Hi, my oil burning furnace (for both baseboard and supply) had run out of fuel 2 days ago, we got a delivery yesterday, so I went to fire it up again. I was told I would only have to bleed the fuel line if the boiler didn't fire, but it went first shot. I'm not a pro on boilers by any means, but I believe I've lost pressure on the expansion tank side (also the line that runs to baseboard heating).

This is on a Thermo Dynamics model S-125, ~10yrs old.

As soon as it fired back up, the hose nozzle on the same pipe as my T/P RV (about 1" apart on the pipe, 90 degrees difference, valve is at the end of the straight pipe) started releasing all the water going through that side. I can stop the hot water dump by turning off the baseboard/expansion tank side, but that doesn't get me a fully functional boiler. Currently we have full running hot water, and though the heat isn't necessary in the summer, I'd rather not wait to get this working properly again.

A few questions here:
- Is that nozzle in the rear the release for the valve, or would it come out through the outlet blocked by the valve?
- Do I need to drain/repressurize my expansion tank, and if so... how?

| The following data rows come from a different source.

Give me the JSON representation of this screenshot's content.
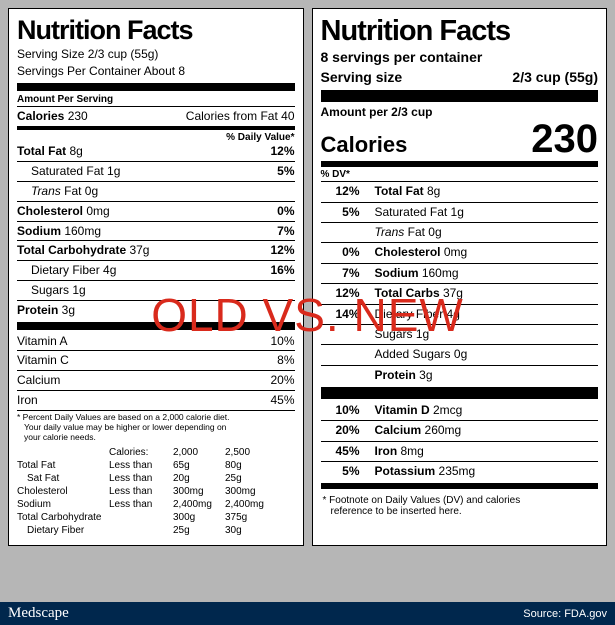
{
  "overlay_text": "OLD VS. NEW",
  "footer": {
    "brand": "Medscape",
    "source": "Source: FDA.gov"
  },
  "colors": {
    "bg": "#b6b6b6",
    "overlay": "#d92a1c",
    "footer_bg": "#00274d"
  },
  "old": {
    "title": "Nutrition Facts",
    "serving_size": "Serving Size 2/3 cup (55g)",
    "servings_per": "Servings Per Container About 8",
    "amount_per": "Amount Per Serving",
    "calories_label": "Calories",
    "calories": "230",
    "cal_from_fat": "Calories from Fat 40",
    "dv_header": "% Daily Value*",
    "rows": [
      {
        "name": "Total Fat",
        "amt": "8g",
        "dv": "12%",
        "bold": true
      },
      {
        "name": "Saturated Fat",
        "amt": "1g",
        "dv": "5%",
        "ind": 1
      },
      {
        "name": "Trans Fat",
        "amt": "0g",
        "dv": "",
        "ind": 1,
        "italic_name": true
      },
      {
        "name": "Cholesterol",
        "amt": "0mg",
        "dv": "0%",
        "bold": true
      },
      {
        "name": "Sodium",
        "amt": "160mg",
        "dv": "7%",
        "bold": true
      },
      {
        "name": "Total Carbohydrate",
        "amt": "37g",
        "dv": "12%",
        "bold": true
      },
      {
        "name": "Dietary Fiber",
        "amt": "4g",
        "dv": "16%",
        "ind": 1
      },
      {
        "name": "Sugars",
        "amt": "1g",
        "dv": "",
        "ind": 1
      },
      {
        "name": "Protein",
        "amt": "3g",
        "dv": "",
        "bold": true
      }
    ],
    "vitamins": [
      {
        "name": "Vitamin A",
        "dv": "10%"
      },
      {
        "name": "Vitamin C",
        "dv": "8%"
      },
      {
        "name": "Calcium",
        "dv": "20%"
      },
      {
        "name": "Iron",
        "dv": "45%"
      }
    ],
    "footnote1": "* Percent Daily Values are based on a 2,000 calorie diet.",
    "footnote2": "Your daily value may be higher or lower depending on",
    "footnote3": "your calorie needs.",
    "guide": {
      "hdr": [
        "",
        "Calories:",
        "2,000",
        "2,500"
      ],
      "rows": [
        [
          "Total Fat",
          "Less than",
          "65g",
          "80g"
        ],
        [
          "Sat Fat",
          "Less than",
          "20g",
          "25g"
        ],
        [
          "Cholesterol",
          "Less than",
          "300mg",
          "300mg"
        ],
        [
          "Sodium",
          "Less than",
          "2,400mg",
          "2,400mg"
        ],
        [
          "Total Carbohydrate",
          "",
          "300g",
          "375g"
        ],
        [
          "Dietary Fiber",
          "",
          "25g",
          "30g"
        ]
      ]
    }
  },
  "new": {
    "title": "Nutrition Facts",
    "servings_per": "8 servings per container",
    "serving_size_label": "Serving size",
    "serving_size": "2/3 cup (55g)",
    "amount_per": "Amount per 2/3 cup",
    "calories_label": "Calories",
    "calories": "230",
    "dv_header": "% DV*",
    "rows": [
      {
        "dv": "12%",
        "name": "Total Fat",
        "amt": "8g",
        "bold": true
      },
      {
        "dv": "5%",
        "name": "Saturated Fat",
        "amt": "1g",
        "ind": 1
      },
      {
        "dv": "",
        "name": "Trans Fat",
        "amt": "0g",
        "ind": 1,
        "italic_name": true
      },
      {
        "dv": "0%",
        "name": "Cholesterol",
        "amt": "0mg",
        "bold": true
      },
      {
        "dv": "7%",
        "name": "Sodium",
        "amt": "160mg",
        "bold": true
      },
      {
        "dv": "12%",
        "name": "Total Carbs",
        "amt": "37g",
        "bold": true
      },
      {
        "dv": "14%",
        "name": "Dietary Fiber",
        "amt": "4g",
        "ind": 1
      },
      {
        "dv": "",
        "name": "Sugars",
        "amt": "1g",
        "ind": 1
      },
      {
        "dv": "",
        "name": "Added Sugars",
        "amt": "0g",
        "ind": 2
      },
      {
        "dv": "",
        "name": "Protein",
        "amt": "3g",
        "bold": true
      }
    ],
    "vitamins": [
      {
        "dv": "10%",
        "name": "Vitamin D",
        "amt": "2mcg"
      },
      {
        "dv": "20%",
        "name": "Calcium",
        "amt": "260mg"
      },
      {
        "dv": "45%",
        "name": "Iron",
        "amt": "8mg"
      },
      {
        "dv": "5%",
        "name": "Potassium",
        "amt": "235mg"
      }
    ],
    "footnote1": "* Footnote on Daily Values (DV) and calories",
    "footnote2": "reference to be inserted here."
  }
}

Any advice is more than welcome, and I can provide pictures or more information for clarity.

Thanks in advance.


----------



## silentdub (Jun 30, 2010)

I was going to say you need to bleed the line, I don't know anything about boilers, but ensure that the system doesn't just fire and go out, make sure it stays lit, otherwise, bleed the air from the oil feed.


----------



## basscop5000 (Jun 30, 2010)

As far as bleeding, it doesn't seem to be an issue. The boiler only cuts off once it reaches the set temperature, which seems to be at least fairly accurate on the gague. It's not a problem with heating, but the expansion tank/heating side flushes any time I open it up... supply is still hot, and it seems to fire up properly with low pressure in the supply line.


----------